Il me vient souvent à l'esprit l'exemple que donne notre premier ministre de l'utilité de nos deux langues officielles, l'anglais et le français, notamment quand nous traitons avec des pays francophones. Le premier ministre parle de son expérience avec l'Algérie. S'il a pu y vendre la technologie canadienne, c'est parce que nous en faisions la mise en marché en français.

Cette harmonisation marque un autre pas en avant à cet égard; elle accroîtra nos possibilités dans le monde. Voilà pourquoi je propose cet amendement.

La présidente: Veut-on débattre plus avant de la question?

[Français]

Le sénateur Beaudoin: L'expression «une fenêtre sur le monde», et la facilité des échanges avec la grande majorité des autre pays, me satisfait

On l'a fait déjà avec la langue française et la langue anglaise, qui sont nos deux langues officielles au Canada, qui nous permettent une ouverture à une très grande partie du monde. La fenêtre comprend également la tradition du droit civil que nous avons au Canada et au Québec, comme nous avons la common law dans les autres provinces. C'est donc la même ouverture sur le monde. Pour l'un, c'est la langue et, pour l'autre, c'est le bijuridisme. Je suis très favorable au bijuridisme parce que60 pays se sont inspirés d'un code - que ce soit le code de Napoléon ou un autre, - et 60 pays se sont inspirés de la common law. Comme fenêtre, c'est quelque chose.

J'aime bien cette expression «ouvre une fenêtre sur le monde». On l'a déjà en anglais et en français, on le dit pour la tradition du droit civil et la tradition de la common law. Je trouve cela parfait.

Le sénateur Joyal: J'appuie l'amendement du sénateur Moore parce qu'il m'apparaît plus précis que le texte que nous avons. Lorsqu'on dit que les deux traditions ouvrent une fenêtre sur le monde aux Canadiens, cela veut tout dire et cela ne veut rien dire. C'est tellement poétique. Je ne voudrais pas insulter les poètes en disant cela, car le sénateur Grafstein a présenté un projet de loi portant sur les poètes. Je crois que le sénateur Moore essaie de promouvoir, si je le traduit en français, les Canadiens qui ont des opportunités nouvelles et augmentées. Ce sont les Canadiens eux-mêmes, ce n'est pas la fenêtre: la fenêtre c'est de voir le monde. On le voit déjà le monde.

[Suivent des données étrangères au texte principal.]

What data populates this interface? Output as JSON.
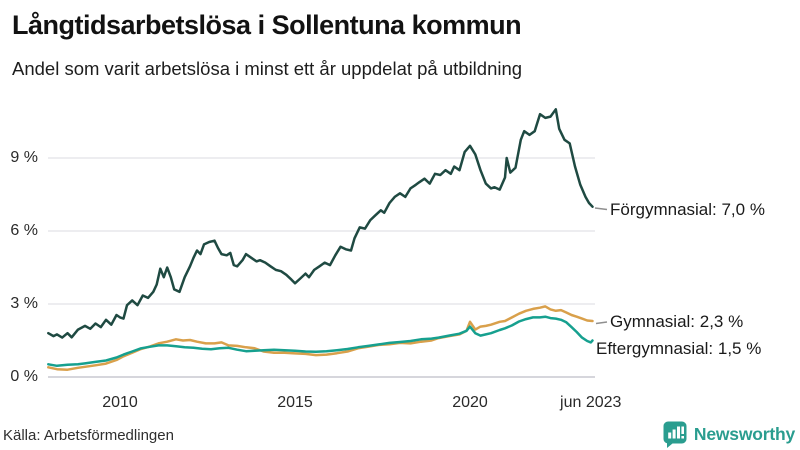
{
  "header": {
    "title": "Långtidsarbetslösa i Sollentuna kommun",
    "subtitle": "Andel som varit arbetslösa i minst ett år uppdelat på utbildning"
  },
  "footer": {
    "source": "Källa: Arbetsförmedlingen",
    "brand": "Newsworthy",
    "brand_color": "#2a9d8f"
  },
  "chart_data": {
    "type": "line",
    "title": "Långtidsarbetslösa i Sollentuna kommun",
    "subtitle": "Andel som varit arbetslösa i minst ett år uppdelat på utbildning",
    "x_unit": "year (decimal, monthly data 2008 – jun 2023)",
    "x_range": [
      2007.95,
      2023.5
    ],
    "ylim": [
      0,
      11.6
    ],
    "grid": "horizontal",
    "legend_position": "right-end-labels",
    "y_ticks": [
      {
        "value": 0,
        "label": "0 %"
      },
      {
        "value": 3,
        "label": "3 %"
      },
      {
        "value": 6,
        "label": "6 %"
      },
      {
        "value": 9,
        "label": "9 %"
      }
    ],
    "x_ticks": [
      {
        "value": 2010,
        "label": "2010"
      },
      {
        "value": 2015,
        "label": "2015"
      },
      {
        "value": 2020,
        "label": "2020"
      },
      {
        "value": 2023.45,
        "label": "jun 2023"
      }
    ],
    "series": [
      {
        "name": "Förgymnasial",
        "color": "#1f4a42",
        "end_value": 7.0,
        "end_label": "Förgymnasial: 7,0 %",
        "points": [
          [
            2007.95,
            1.8
          ],
          [
            2008.1,
            1.68
          ],
          [
            2008.2,
            1.75
          ],
          [
            2008.35,
            1.62
          ],
          [
            2008.5,
            1.8
          ],
          [
            2008.62,
            1.63
          ],
          [
            2008.8,
            1.95
          ],
          [
            2009.0,
            2.1
          ],
          [
            2009.15,
            1.98
          ],
          [
            2009.3,
            2.2
          ],
          [
            2009.45,
            2.05
          ],
          [
            2009.6,
            2.35
          ],
          [
            2009.75,
            2.15
          ],
          [
            2009.9,
            2.55
          ],
          [
            2010.0,
            2.45
          ],
          [
            2010.1,
            2.4
          ],
          [
            2010.2,
            2.95
          ],
          [
            2010.35,
            3.15
          ],
          [
            2010.5,
            2.95
          ],
          [
            2010.65,
            3.35
          ],
          [
            2010.8,
            3.25
          ],
          [
            2010.95,
            3.5
          ],
          [
            2011.05,
            3.8
          ],
          [
            2011.15,
            4.45
          ],
          [
            2011.25,
            4.1
          ],
          [
            2011.35,
            4.5
          ],
          [
            2011.45,
            4.1
          ],
          [
            2011.55,
            3.6
          ],
          [
            2011.7,
            3.5
          ],
          [
            2011.85,
            4.1
          ],
          [
            2012.0,
            4.55
          ],
          [
            2012.1,
            4.9
          ],
          [
            2012.2,
            5.2
          ],
          [
            2012.3,
            5.05
          ],
          [
            2012.4,
            5.45
          ],
          [
            2012.55,
            5.55
          ],
          [
            2012.7,
            5.6
          ],
          [
            2012.8,
            5.3
          ],
          [
            2012.9,
            5.05
          ],
          [
            2013.05,
            5.0
          ],
          [
            2013.15,
            5.1
          ],
          [
            2013.25,
            4.6
          ],
          [
            2013.35,
            4.55
          ],
          [
            2013.5,
            4.8
          ],
          [
            2013.6,
            5.05
          ],
          [
            2013.75,
            4.9
          ],
          [
            2013.9,
            4.75
          ],
          [
            2014.0,
            4.8
          ],
          [
            2014.15,
            4.7
          ],
          [
            2014.3,
            4.55
          ],
          [
            2014.45,
            4.4
          ],
          [
            2014.6,
            4.35
          ],
          [
            2014.75,
            4.2
          ],
          [
            2014.9,
            4.0
          ],
          [
            2015.0,
            3.85
          ],
          [
            2015.15,
            4.05
          ],
          [
            2015.3,
            4.25
          ],
          [
            2015.4,
            4.1
          ],
          [
            2015.55,
            4.4
          ],
          [
            2015.7,
            4.55
          ],
          [
            2015.85,
            4.7
          ],
          [
            2016.0,
            4.6
          ],
          [
            2016.15,
            5.0
          ],
          [
            2016.3,
            5.35
          ],
          [
            2016.45,
            5.25
          ],
          [
            2016.6,
            5.2
          ],
          [
            2016.7,
            5.7
          ],
          [
            2016.85,
            6.15
          ],
          [
            2017.0,
            6.1
          ],
          [
            2017.15,
            6.45
          ],
          [
            2017.3,
            6.65
          ],
          [
            2017.45,
            6.85
          ],
          [
            2017.55,
            6.75
          ],
          [
            2017.7,
            7.15
          ],
          [
            2017.85,
            7.4
          ],
          [
            2018.0,
            7.55
          ],
          [
            2018.15,
            7.4
          ],
          [
            2018.3,
            7.75
          ],
          [
            2018.45,
            7.9
          ],
          [
            2018.55,
            8.0
          ],
          [
            2018.7,
            8.15
          ],
          [
            2018.85,
            7.95
          ],
          [
            2019.0,
            8.35
          ],
          [
            2019.15,
            8.3
          ],
          [
            2019.3,
            8.5
          ],
          [
            2019.45,
            8.35
          ],
          [
            2019.55,
            8.65
          ],
          [
            2019.7,
            8.5
          ],
          [
            2019.85,
            9.25
          ],
          [
            2020.0,
            9.5
          ],
          [
            2020.15,
            9.15
          ],
          [
            2020.3,
            8.5
          ],
          [
            2020.45,
            7.95
          ],
          [
            2020.6,
            7.75
          ],
          [
            2020.7,
            7.8
          ],
          [
            2020.85,
            7.7
          ],
          [
            2021.0,
            8.2
          ],
          [
            2021.05,
            9.0
          ],
          [
            2021.15,
            8.4
          ],
          [
            2021.3,
            8.6
          ],
          [
            2021.45,
            9.75
          ],
          [
            2021.55,
            10.1
          ],
          [
            2021.7,
            9.95
          ],
          [
            2021.85,
            10.1
          ],
          [
            2022.0,
            10.8
          ],
          [
            2022.15,
            10.65
          ],
          [
            2022.3,
            10.7
          ],
          [
            2022.45,
            11.0
          ],
          [
            2022.55,
            10.2
          ],
          [
            2022.7,
            9.75
          ],
          [
            2022.85,
            9.6
          ],
          [
            2023.0,
            8.65
          ],
          [
            2023.15,
            7.9
          ],
          [
            2023.3,
            7.4
          ],
          [
            2023.4,
            7.15
          ],
          [
            2023.5,
            7.0
          ]
        ]
      },
      {
        "name": "Gymnasial",
        "color": "#d9a04b",
        "end_value": 2.3,
        "end_label": "Gymnasial: 2,3 %",
        "points": [
          [
            2007.95,
            0.4
          ],
          [
            2008.2,
            0.32
          ],
          [
            2008.5,
            0.3
          ],
          [
            2008.8,
            0.38
          ],
          [
            2009.0,
            0.42
          ],
          [
            2009.3,
            0.48
          ],
          [
            2009.6,
            0.55
          ],
          [
            2009.9,
            0.7
          ],
          [
            2010.1,
            0.85
          ],
          [
            2010.35,
            1.0
          ],
          [
            2010.6,
            1.15
          ],
          [
            2010.85,
            1.25
          ],
          [
            2011.1,
            1.38
          ],
          [
            2011.35,
            1.45
          ],
          [
            2011.6,
            1.55
          ],
          [
            2011.8,
            1.5
          ],
          [
            2012.0,
            1.52
          ],
          [
            2012.2,
            1.45
          ],
          [
            2012.45,
            1.38
          ],
          [
            2012.7,
            1.38
          ],
          [
            2012.9,
            1.42
          ],
          [
            2013.1,
            1.3
          ],
          [
            2013.35,
            1.28
          ],
          [
            2013.6,
            1.22
          ],
          [
            2013.85,
            1.18
          ],
          [
            2014.1,
            1.05
          ],
          [
            2014.4,
            1.0
          ],
          [
            2014.7,
            1.0
          ],
          [
            2015.0,
            0.97
          ],
          [
            2015.3,
            0.95
          ],
          [
            2015.6,
            0.9
          ],
          [
            2015.9,
            0.92
          ],
          [
            2016.2,
            0.98
          ],
          [
            2016.5,
            1.05
          ],
          [
            2016.8,
            1.18
          ],
          [
            2017.1,
            1.25
          ],
          [
            2017.4,
            1.32
          ],
          [
            2017.7,
            1.35
          ],
          [
            2018.0,
            1.4
          ],
          [
            2018.3,
            1.38
          ],
          [
            2018.6,
            1.45
          ],
          [
            2018.9,
            1.5
          ],
          [
            2019.1,
            1.6
          ],
          [
            2019.4,
            1.68
          ],
          [
            2019.7,
            1.75
          ],
          [
            2019.9,
            1.9
          ],
          [
            2020.0,
            2.27
          ],
          [
            2020.15,
            1.95
          ],
          [
            2020.3,
            2.07
          ],
          [
            2020.45,
            2.1
          ],
          [
            2020.6,
            2.15
          ],
          [
            2020.85,
            2.27
          ],
          [
            2021.0,
            2.3
          ],
          [
            2021.2,
            2.45
          ],
          [
            2021.4,
            2.6
          ],
          [
            2021.6,
            2.72
          ],
          [
            2021.8,
            2.8
          ],
          [
            2022.0,
            2.85
          ],
          [
            2022.15,
            2.9
          ],
          [
            2022.3,
            2.78
          ],
          [
            2022.45,
            2.72
          ],
          [
            2022.6,
            2.75
          ],
          [
            2022.75,
            2.65
          ],
          [
            2022.9,
            2.55
          ],
          [
            2023.05,
            2.48
          ],
          [
            2023.2,
            2.4
          ],
          [
            2023.35,
            2.32
          ],
          [
            2023.5,
            2.3
          ]
        ]
      },
      {
        "name": "Eftergymnasial",
        "color": "#16a08f",
        "end_value": 1.5,
        "end_label": "Eftergymnasial: 1,5 %",
        "points": [
          [
            2007.95,
            0.52
          ],
          [
            2008.2,
            0.46
          ],
          [
            2008.5,
            0.5
          ],
          [
            2008.8,
            0.52
          ],
          [
            2009.0,
            0.56
          ],
          [
            2009.3,
            0.62
          ],
          [
            2009.6,
            0.68
          ],
          [
            2009.9,
            0.8
          ],
          [
            2010.1,
            0.92
          ],
          [
            2010.35,
            1.05
          ],
          [
            2010.6,
            1.18
          ],
          [
            2010.85,
            1.24
          ],
          [
            2011.1,
            1.3
          ],
          [
            2011.35,
            1.3
          ],
          [
            2011.6,
            1.26
          ],
          [
            2011.85,
            1.22
          ],
          [
            2012.1,
            1.2
          ],
          [
            2012.35,
            1.16
          ],
          [
            2012.6,
            1.14
          ],
          [
            2012.85,
            1.18
          ],
          [
            2013.1,
            1.2
          ],
          [
            2013.35,
            1.12
          ],
          [
            2013.6,
            1.06
          ],
          [
            2013.85,
            1.08
          ],
          [
            2014.1,
            1.1
          ],
          [
            2014.4,
            1.12
          ],
          [
            2014.7,
            1.1
          ],
          [
            2015.0,
            1.08
          ],
          [
            2015.3,
            1.05
          ],
          [
            2015.6,
            1.04
          ],
          [
            2015.9,
            1.06
          ],
          [
            2016.2,
            1.1
          ],
          [
            2016.5,
            1.15
          ],
          [
            2016.8,
            1.22
          ],
          [
            2017.1,
            1.28
          ],
          [
            2017.4,
            1.34
          ],
          [
            2017.7,
            1.4
          ],
          [
            2018.0,
            1.44
          ],
          [
            2018.3,
            1.48
          ],
          [
            2018.6,
            1.55
          ],
          [
            2018.9,
            1.58
          ],
          [
            2019.1,
            1.62
          ],
          [
            2019.4,
            1.7
          ],
          [
            2019.7,
            1.78
          ],
          [
            2019.9,
            1.9
          ],
          [
            2020.0,
            2.07
          ],
          [
            2020.15,
            1.8
          ],
          [
            2020.3,
            1.7
          ],
          [
            2020.45,
            1.75
          ],
          [
            2020.6,
            1.8
          ],
          [
            2020.85,
            1.93
          ],
          [
            2021.0,
            2.0
          ],
          [
            2021.2,
            2.12
          ],
          [
            2021.4,
            2.28
          ],
          [
            2021.6,
            2.38
          ],
          [
            2021.8,
            2.45
          ],
          [
            2022.0,
            2.45
          ],
          [
            2022.15,
            2.48
          ],
          [
            2022.3,
            2.42
          ],
          [
            2022.45,
            2.4
          ],
          [
            2022.6,
            2.35
          ],
          [
            2022.75,
            2.25
          ],
          [
            2022.9,
            2.05
          ],
          [
            2023.05,
            1.85
          ],
          [
            2023.2,
            1.62
          ],
          [
            2023.35,
            1.48
          ],
          [
            2023.45,
            1.42
          ],
          [
            2023.5,
            1.5
          ]
        ]
      }
    ]
  }
}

Ces deux traditions nous donnent une capacité accrue, individuellement, de pouvoir - comme le doyen Perret l'a si bien expliqué, - maintenir des échanges avec des pays où les deux traditions existent.Je crois que la suggestion du sénateur Moore est plus heureuse sur les objectifs que l'on veut poursuivre avec cette harmonisation que simplement dire qu'on voit le monde à travers une fenêtre. Ce n'est pas ce que l'on veut faire fondamentalement. Notre objectif est que l'harmonisation nous donne un avantage accru, comme Cana diens, d'avoir des échanges internationaux plus larges. Je crois que sa suggestion est beaucoup plus en accord avec l'esprit de ce que l'on veut exprimer dans le préambule.

[Traduction]

Je vais l'appuyer sans hésitation.

Le sénateur Grafstein: Je me réjouis de l'amélioration que le sénateur Moore propose d'apporter à cette section du préambule. En lisant sa proposition, il m'est venu à l'esprit une analogie cinématographique; cette proposition m'a rappelé le film A Room with a View.

Ceux d'entre vous, chers collègues, qui ont vu ce film saisissant se souviendront sans doute qu'on y voit, dans une chambre, des gens qui regardent par une fenêtre; ils sont confinés à cette pièce à faire des choses dont l'importance est manifeste ment amplifiée. Ces personnes sont en interface, mais n'ont pas beaucoup d'interaction avec l'extérieur. Ce qu'ils vivent, c'est tout le contraire de l'ouverture, de sorte que, quand la fenêtre s'ouvre sur le monde, ils sont toujours assis dans cette chambre à regarder le monde extérieur par cette fenêtre. Quand j'ai vu l'expression «fenêtre sur le monde», c'est précisément cette vision qui m'est venue à l'esprit.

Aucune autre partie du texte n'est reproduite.